Recent Surge in Activity
Microsoft observed a 30% increase in Storm-0539's activities between March and May 2024. The attackers leverage their deep knowledge of cloud infrastructure to infiltrate organizations' gift card issuance processes.
The U.S. Federal Bureau of Investigation (FBI) also released an advisory warning about smishing attacks by Storm-0539, highlighting their use of sophisticated phishing kits to bypass multi-factor authentication (MFA).
"Storm-0539 actors continued their smishing attacks and regained access to corporate systems. Then, the actors pivoted tactics to locating unredeemed gift cards, and changed the associated email addresses to ones controlled by Storm-0539 actors in order to redeem the gift cards," the FBI said.
Comprehensive Attack Strategies
Storm-0539's strategies go beyond stealing login credentials, according to Bleeping Computer. They also target secure shell (SSH) passwords and keys for financial gain or follow-on attacks.
Another notable tactic is the use of legitimate internal mailing lists to disseminate phishing messages, adding authenticity to their attacks. They also create free trials or student accounts on cloud platforms to set up phishing websites.
Exploiting Cloud Infrastructure
Storm-0539's abuse of cloud infrastructure, including impersonating legitimate non-profits, mirrors techniques used by state-sponsored actors to camouflage operations and evade detection. This trend signifies that financially motivated groups are adopting advanced tactics from state-sponsored playbooks.
Mitigation Measures
With this, the Redmond giant is warning companies to be extra careful when issuing gift cards to monitor their gift card portals as high-value targets. This is also done to watch for suspicious logins. They recommend complementing MFA with conditional access policies that evaluate authentication requests using additional identity-driven signals such as IP address location and device status.

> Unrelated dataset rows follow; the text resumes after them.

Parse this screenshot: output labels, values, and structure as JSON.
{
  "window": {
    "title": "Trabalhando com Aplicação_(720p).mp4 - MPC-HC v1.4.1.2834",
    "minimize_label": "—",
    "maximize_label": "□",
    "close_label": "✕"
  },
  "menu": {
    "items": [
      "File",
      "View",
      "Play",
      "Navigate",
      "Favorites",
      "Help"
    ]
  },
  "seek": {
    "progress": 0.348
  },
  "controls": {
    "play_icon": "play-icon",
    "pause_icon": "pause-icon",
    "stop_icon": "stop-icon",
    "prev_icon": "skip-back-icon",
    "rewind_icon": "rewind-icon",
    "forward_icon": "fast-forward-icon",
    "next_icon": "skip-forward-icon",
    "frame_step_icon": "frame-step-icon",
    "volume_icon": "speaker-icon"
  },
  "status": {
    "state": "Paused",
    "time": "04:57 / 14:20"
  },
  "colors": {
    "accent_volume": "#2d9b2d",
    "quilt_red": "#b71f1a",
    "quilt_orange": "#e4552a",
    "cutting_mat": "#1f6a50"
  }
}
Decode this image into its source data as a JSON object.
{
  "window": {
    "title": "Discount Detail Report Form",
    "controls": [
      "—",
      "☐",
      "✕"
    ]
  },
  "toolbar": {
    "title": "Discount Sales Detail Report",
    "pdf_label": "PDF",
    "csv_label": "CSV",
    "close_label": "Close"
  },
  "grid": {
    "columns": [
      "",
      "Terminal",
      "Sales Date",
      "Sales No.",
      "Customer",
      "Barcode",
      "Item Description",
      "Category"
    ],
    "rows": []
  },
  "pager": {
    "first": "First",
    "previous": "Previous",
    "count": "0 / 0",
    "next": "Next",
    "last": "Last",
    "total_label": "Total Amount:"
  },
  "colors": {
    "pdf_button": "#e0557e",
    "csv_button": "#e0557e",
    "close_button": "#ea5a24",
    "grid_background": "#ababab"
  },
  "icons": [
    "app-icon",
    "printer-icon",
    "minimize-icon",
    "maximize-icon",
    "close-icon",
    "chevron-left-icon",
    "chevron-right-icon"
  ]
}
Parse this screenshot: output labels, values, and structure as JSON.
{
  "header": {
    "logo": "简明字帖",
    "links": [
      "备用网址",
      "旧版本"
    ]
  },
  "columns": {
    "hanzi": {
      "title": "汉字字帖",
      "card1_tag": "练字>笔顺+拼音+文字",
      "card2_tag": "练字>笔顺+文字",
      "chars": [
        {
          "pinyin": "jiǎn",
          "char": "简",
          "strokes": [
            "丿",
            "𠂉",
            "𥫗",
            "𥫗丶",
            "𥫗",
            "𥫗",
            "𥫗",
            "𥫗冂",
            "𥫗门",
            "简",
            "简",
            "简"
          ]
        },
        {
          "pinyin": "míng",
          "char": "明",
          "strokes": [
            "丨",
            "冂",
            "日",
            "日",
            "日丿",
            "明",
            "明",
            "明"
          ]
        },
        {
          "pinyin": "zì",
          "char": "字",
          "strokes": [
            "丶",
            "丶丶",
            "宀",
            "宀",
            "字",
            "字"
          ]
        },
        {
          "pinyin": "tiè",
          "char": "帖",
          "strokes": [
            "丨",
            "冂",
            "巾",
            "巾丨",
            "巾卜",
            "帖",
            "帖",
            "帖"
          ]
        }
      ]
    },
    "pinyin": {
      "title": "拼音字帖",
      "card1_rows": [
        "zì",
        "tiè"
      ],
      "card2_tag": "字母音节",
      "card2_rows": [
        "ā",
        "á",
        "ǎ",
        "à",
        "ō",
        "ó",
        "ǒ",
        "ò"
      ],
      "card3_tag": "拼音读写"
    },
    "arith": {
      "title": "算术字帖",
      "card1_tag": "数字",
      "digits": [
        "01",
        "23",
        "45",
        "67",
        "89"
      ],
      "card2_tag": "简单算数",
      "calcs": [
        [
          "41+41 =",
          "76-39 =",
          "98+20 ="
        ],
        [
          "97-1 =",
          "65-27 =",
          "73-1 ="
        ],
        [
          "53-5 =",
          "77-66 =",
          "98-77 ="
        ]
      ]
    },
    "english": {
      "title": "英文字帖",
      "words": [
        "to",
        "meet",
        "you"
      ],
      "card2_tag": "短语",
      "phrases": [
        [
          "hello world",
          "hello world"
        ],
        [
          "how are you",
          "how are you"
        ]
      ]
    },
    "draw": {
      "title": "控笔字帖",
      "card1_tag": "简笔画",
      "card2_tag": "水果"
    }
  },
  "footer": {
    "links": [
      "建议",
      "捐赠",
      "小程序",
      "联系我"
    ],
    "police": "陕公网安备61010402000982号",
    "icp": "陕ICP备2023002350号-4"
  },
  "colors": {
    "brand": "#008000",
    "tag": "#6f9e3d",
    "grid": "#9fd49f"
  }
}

Emerging Threats in Cloud Storage
Enea has revealed details of criminal campaigns exploiting cloud storage services like Amazon S3, Google Cloud Storage, Backblaze B2, and IBM Cloud Object Storage for SMS-based gift card scams. These scams use URLs linking to cloud storage to bypass firewall restrictions, redirecting users to malicious websites to steal sensitive information.
Companies must adopt strong security measures to protect against these sophisticated attacks. By treating gift card portals as high-value targets and enhancing authentication processes, organizations can mitigate the risks posed by groups like Storm-0539.